A Case Study in Rx for Maintenance-Intensive Cooling Towers

06/24/2005


Metal cooling towers lined with galvanizing or other coatings have been around for a long time—in many instances, far too long. Like an aging fighter, decades-old metal cooling towers frequently become high-maintenance, while performance drops off sharply. Over time, these towers are increasingly thin-skinned and inefficient, and can cause unscheduled process disruptions.

Secondary damage can also be caused by chronic “leakers,” and outdated tower fans and motors often consume more energy than necessary. All of this adds up to a classic “money pit” for facility maintenance personnel that rely on cooling towers to support HVAC equipment.

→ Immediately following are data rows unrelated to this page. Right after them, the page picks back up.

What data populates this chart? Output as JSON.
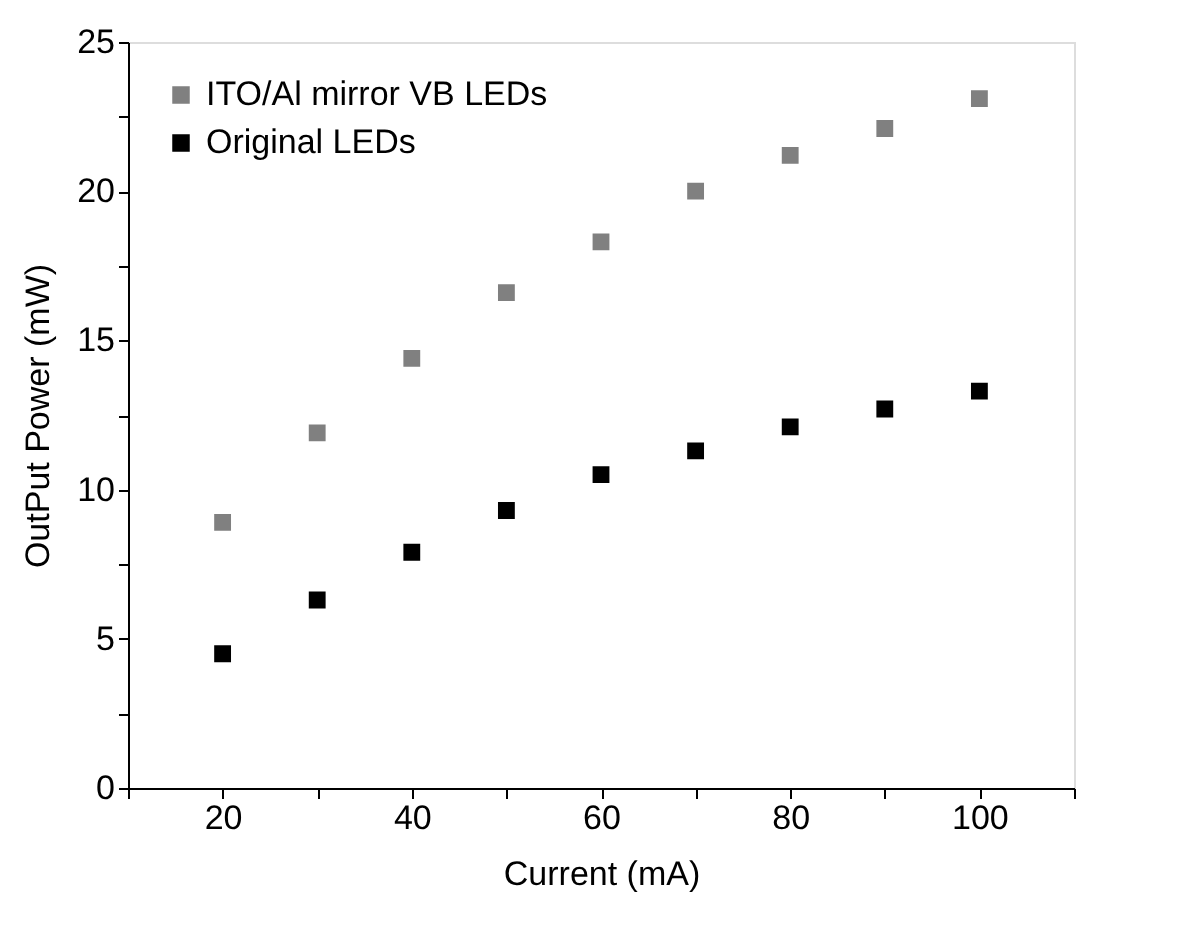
{
  "chart_data": {
    "type": "scatter",
    "xlabel": "Current (mA)",
    "ylabel": "OutPut Power (mW)",
    "x": [
      20,
      30,
      40,
      50,
      60,
      70,
      80,
      90,
      100
    ],
    "series": [
      {
        "name": "ITO/Al mirror VB LEDs",
        "color": "#808080",
        "values": [
          8.9,
          11.9,
          14.4,
          16.6,
          18.3,
          20.0,
          21.2,
          22.1,
          23.1
        ]
      },
      {
        "name": "Original LEDs",
        "color": "#000000",
        "values": [
          4.5,
          6.3,
          7.9,
          9.3,
          10.5,
          11.3,
          12.1,
          12.7,
          13.3
        ]
      }
    ],
    "xlim": [
      10,
      110
    ],
    "ylim": [
      0,
      25
    ],
    "xticks": [
      {
        "value": 10,
        "label": null
      },
      20,
      {
        "value": 30,
        "label": null
      },
      40,
      {
        "value": 50,
        "label": null
      },
      60,
      {
        "value": 70,
        "label": null
      },
      80,
      {
        "value": 90,
        "label": null
      },
      100,
      {
        "value": 110,
        "label": null
      }
    ],
    "yticks": [
      0,
      {
        "value": 2.5,
        "label": null
      },
      5,
      {
        "value": 7.5,
        "label": null
      },
      10,
      {
        "value": 12.5,
        "label": null
      },
      15,
      {
        "value": 17.5,
        "label": null
      },
      20,
      {
        "value": 22.5,
        "label": null
      },
      25
    ],
    "marker": "square",
    "legend": "top left",
    "grid": false
  }
}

In the past, the prevailing cure for a leaking or corroding cooling tower was simple (although not easy). You either repaired it or replaced it. However, repairs such as re-skinning or coating tower linings often take weeks and shut down critical processes if maintenance isn't already scheduled. Welding patches on galvanized linings might work, but typically not for long.

 

”We were spending between $5,000 and $10,000 a year on cooling tower repairs—patching metal, putting in rubber seals and gasketing. In other words, Band-aid fixes just to keep the tower from leaking,” says Marvin Richer, owner of the Crystal Lake University Center, a facility using the cooling tower on an absorption-chiller.

 

On the other hand, replacing towers is time-consuming and expensive, as is the installation of additional towers to increase cooling capacity.

 

”Given our choices, we were most likely going to install a new tower similar to the old one,” Richer says. “But first I wanted to look into a new plastic type of cooling tower that was said to be more reliable and require less maintenance than the old-fashioned metal-lined models.”

 

What Richer was looking for has become a new prescription for replacing ailing cooling towers or adding capacity: engineered molded plastic cooling towers. Just as advanced plastics have replaced metal in many high-tech and industrial applications, plastics also offer a remarkably comprehensive solution to the chronic deficiencies of metal-skinned cooling towers.

 

When selecting cooling towers, the focus of any engineer beyond efficiently meeting duty requirements is on reliability, reduced maintenance and ease of installation. Given these considerations and a choice between metal and plastic towers, many engineers are opting for the latter, which are now high-capacity, lightweight, and often more energy efficient.

 

”As the tower got older not only did we have ongoing leak problems, we started to have a structural problem,” Richer explains. “Water is pretty heavy, and the tanks that hold the water on the bottom were getting heavier and heavier as we added more and more materials to fix the leaks. All that weight was beginning to bend the structural members that held the cooling tank together.”

 

Metal cooling towers like Brock Equipment's are also subjected to constant changes in pH, requiring chemical treatments that attack the galvanized metal lining, essentially wearing it out in just a year or so. Environmental conditions such as sunlight, pollution, salt air, and harsh process chemicals may also contribute to galvanized steel's early demise. With this inherent vulnerability, metal-lined cooling towers generally carry only a one-year warranty.

 

In the past, plastic cooling towers were considered “too small” for many comfort cooling applications. For that reason, galvanized metal cooling towers were deemed the primary choice for packaged applications above 250 tons. Unfortunately, over time these galvanized metal towers have recurring maintenance costs and costly process downtime.

 

However, factory-assembled plastic towers can now be combined to provide up to 2,000 cooling tons in a single, modularized unit. Modular cooling towers also facilitate an extra margin of cooling capacity that can be advantageous in adjusting to operational heat load or outflow changes, or in upgrading to meet future cooling requirements.

 

The modular design of plastic cooling towers has also introduced new flexibility in conserving valuable real estate. By molding towers in a rectangular shape, some manufacturers enable users to cluster cooling towers in a group that occupies a much smaller footprint.

 

”With the new system we actually got more cooling with less tower,” says Richer. “Our old 45x20x18 metal cooling tower was replaced by a lightweight plastic model that is only half that size, yet has slightly greater cooling capacity.”